“If you say so. Seriously, what are you building back here?” she asked, flawlessly changing the subject back so quickly it took me a second to recover from the whiplash.
“Oh, you know, nothing,” I deflected again, rubbing the back of my neck.
“Seriously, what it is?” She pushed, looking again then back to me, determined to make me say it out loud.
“It’s a greenhouse,” I said, standing up and reaching for Phoebe. Mom passed her over without so much as a smile, brushing nonexistent dirt from her pants and slipping her shoes back on her feet.
“Are you taking up gardening, Marcus?”
“You know I’m not,” I answered, rubbing Phoebe’s back before opening the sliding glass door and walking back inside. Mom followed, throwing the beer bottles away before heading straight through the living room and to the front door.
“Yeah, I know you’re not, Marcus, and it seems to me you wouldn’t be building a greenhouse for your backyard if you truly believed in your heart that things were over. I’ll bring another pot by to replace the one I broke tomorrow,” she said, reaching out to scratch Phoebe behind the ears, then pat my cheek.
“Thanks, I’ll clean up the mess later.”
“Okay, I love you very much, Marcus. Dinner this weekend. No excuses.”
“Love you too, Mom,” I said, shutting the door and collapsing back on the couch with a sigh. Phoebe kneaded my chest, but even her little needle claws digging into my flesh couldn’t stop the gears from beginning to turn in my fuzzy brain, burning through the exhaustion like a wildfire.
All the weariness and anger that had seeped through my muscles were gone, replaced with something else.
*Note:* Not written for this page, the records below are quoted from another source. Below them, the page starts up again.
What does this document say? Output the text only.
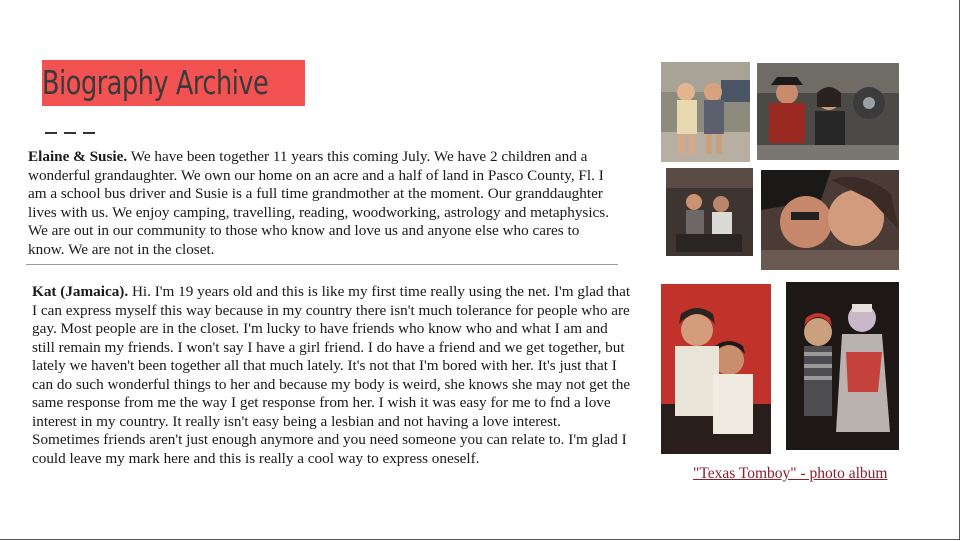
Biography Archive
Elaine & Susie. We have been together 11 years this coming July. We have 2 children and a wonderful grandaughter. We own our home on an acre and a half of land in Pasco County, Fl. I am a school bus driver and Susie is a full time grandmother at the moment. Our granddaughter lives with us. We enjoy camping, travelling, reading, woodworking, astrology and metaphysics. We are out in our community to those who know and love us and anyone else who cares to know. We are not in the closet.
Kat (Jamaica). Hi. I'm 19 years old and this is like my first time really using the net. I'm glad that I can express myself this way because in my country there isn't much tolerance for people who are gay. Most people are in the closet. I'm lucky to have friends who know who and what I am and still remain my friends. I won't say I have a girl friend. I do have a friend and we get together, but lately we haven't been together all that much lately. It's not that I'm bored with her. It's just that I can do such wonderful things to her and because my body is weird, she knows she may not get the same response from me the way I get response from her. I wish it was easy for me to fnd a love interest in my country. It really isn't easy being a lesbian and not having a love interest. Sometimes friends aren't just enough anymore and you need someone you can relate to. I'm glad I could leave my mark here and this is really a cool way to express oneself.
"Texas Tomboy" - photo album
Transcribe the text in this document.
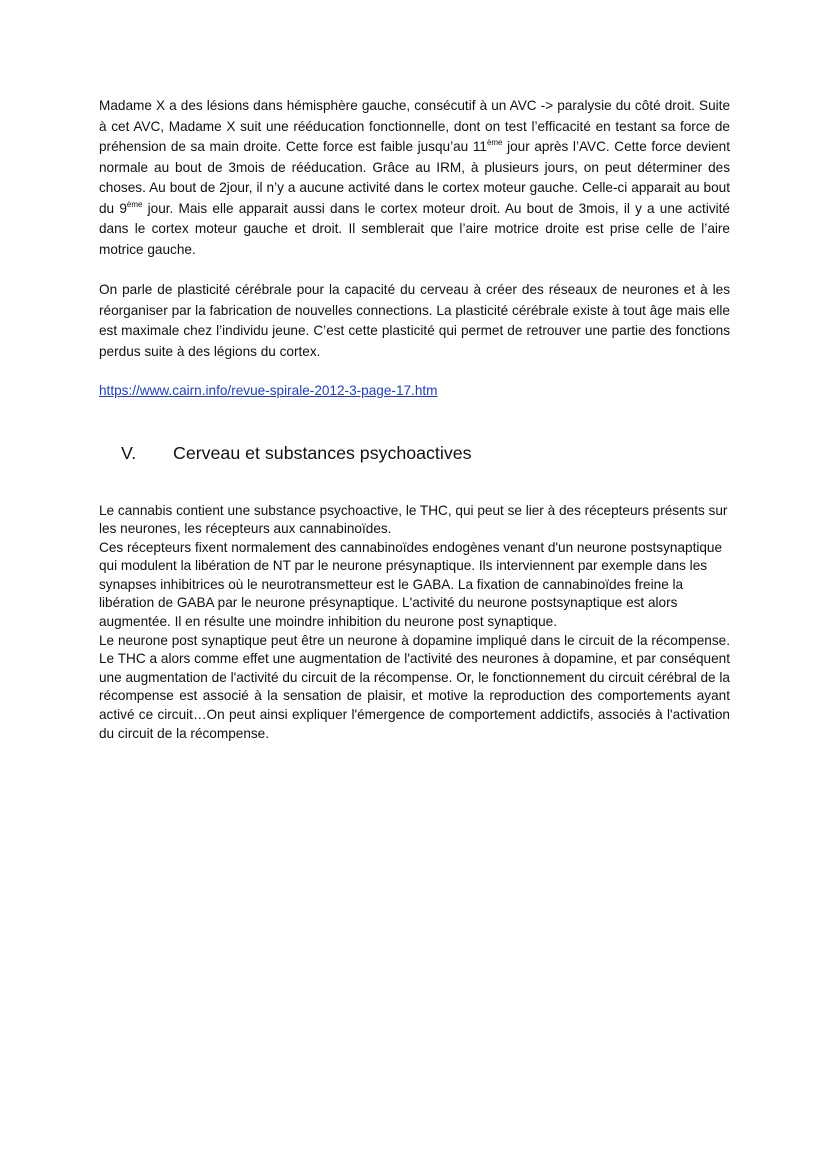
Madame X a des lésions dans hémisphère gauche, consécutif à un AVC -> paralysie du côté droit. Suite à cet AVC, Madame X suit une rééducation fonctionnelle, dont on test l’efficacité en testant sa force de préhension de sa main droite. Cette force est faible jusqu’au 11ème jour après l’AVC. Cette force devient normale au bout de 3mois de rééducation. Grâce au IRM, à plusieurs jours, on peut déterminer des choses. Au bout de 2jour, il n’y a aucune activité dans le cortex moteur gauche. Celle-ci apparait au bout du 9ème jour. Mais elle apparait aussi dans le cortex moteur droit. Au bout de 3mois, il y a une activité dans le cortex moteur gauche et droit. Il semblerait que l’aire motrice droite est prise celle de l’aire motrice gauche.

On parle de plasticité cérébrale pour la capacité du cerveau à créer des réseaux de neurones et à les réorganiser par la fabrication de nouvelles connections. La plasticité cérébrale existe à tout âge mais elle est maximale chez l’individu jeune. C’est cette plasticité qui permet de retrouver une partie des fonctions perdus suite à des légions du cortex.

https://www.cairn.info/revue-spirale-2012-3-page-17.htm
V.	Cerveau et substances psychoactives

Le cannabis contient une substance psychoactive, le THC, qui peut se lier à des récepteurs présents sur les neurones, les récepteurs aux cannabinoïdes.

Ces récepteurs fixent normalement des cannabinoïdes endogènes venant d'un neurone postsynaptique qui modulent la libération de NT par le neurone présynaptique. Ils interviennent par exemple dans les synapses inhibitrices où le neurotransmetteur est le GABA. La fixation de cannabinoïdes freine la libération de GABA par le neurone présynaptique. L'activité du neurone postsynaptique est alors augmentée. Il en résulte une moindre inhibition du neurone post synaptique.

Le neurone post synaptique peut être un neurone à dopamine impliqué dans le circuit de la récompense. Le THC a alors comme effet une augmentation de l'activité des neurones à dopamine, et par conséquent une augmentation de l'activité du circuit de la récompense. Or, le fonctionnement du circuit cérébral de la récompense est associé à la sensation de plaisir, et motive la reproduction des comportements ayant activé ce circuit…On peut ainsi expliquer l'émergence de comportement addictifs, associés à l'activation du circuit de la récompense.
It was time to push aside my fears, admit I made the wrong damn choice, and embrace the fact my heart might get stomped to smithereens.
Actions spoke louder than words. If there was any chance of earning Jenna’s heart, it wasn’t by sending her a text or showing up at the clinic with flowers. She deserved something big. I rubbed my chest and glanced past the kitchen and to the backyard, where a half put-together greenhouse laid pitifully in the grass.
Determination? Hopefulness?
Sheer insanity?
Whatever it was that had taken root in my chest, sleep wasn’t happening, not when there was work to do to bring Jenna back where she belonged—by my side.
27 - JENNA
That stupid, stupid doggie doorbell was barking. I looked at my watch and groaned, pushing out from behind my desk and standing up. My back gave an uncomfortable twinge, and I leaned over and twisted from side to side to relieve the tension.
Had I forgotten to lock the door?
I stood up, smoothing down my shirt and looking at my mismatched ensemble. My old shirt was covered with paint splotches, and my jeans were faded and ripped. But my appearance was the last thing I was cared about until the renovations were done.
On top of seeing patients until we successfully transitioned, my workload had tripled when you added in the million-and-one-things that went along with starting a shelter. I still wasn’t sleeping for shit, so I was at the clinic at all hours. I should be giddy with joy, but my mind kept taking me back to the empty void in my life where he used to be. I didn’t know if it was the persistent ache in my back or because after trimming a bonsai tree for an hour last night, I’d realized I had made Phoebe’s cute little face, but something else was off.
I stepped over a large sign with our new name,Feathers and Fur,and trailed my fingers over the lettering as I walked down the hall past boxes of lightbulbs, fixtures, and paint cans. When I looked up, my heart stalled because Mark was standing right in the doorway with his hands shoved in his pockets.
I stopped and stared, not believing my eyes.
He isn’t supposed to be here.
I blinked and shook my head, putting one hand on my chest and the other on the wall. It felt over-dramatic, but it was like the aching emptiness I’d felt since he’d been gone somehow recognized its chance at becoming whole.
“The door was open,” he started, walking the rest of the way in and locking the door behind him.
He had on dark jeans and a green Henley, pushed past his elbows. His hair was a mess, like he hadn’t stopped running his hands through it, and his beard was trimmed close to his face, showing off his sharp, chiseled jaw. I gave myself three seconds to breathe him in before looking away. I wasn’t going to let myself hope. I wasn’t going to let myself feel anything. For all I knew, he was finally returning my damn key.
“What are you doing here?” I said with a voice that didn’t sound like my own. It was even, empty, emotionless. I focused on his shoes because if my eyes stayed on his for more than one millisecond, I’d force myself to see the pain I was feeling mirrored back tenfold.
“You were right,” he said, clenching his hands at his side. “I was scared shitless, so I left. Because if I didn’t, I’d have to admit to myself that choosing to stay single was fucking wrong.”
He ran his hand through his blonde hair and took a step forward as I took one back.
He wasn’t supposed to be here, looking every bit as miserable as me, like these last few weeks hadn’t gutted him.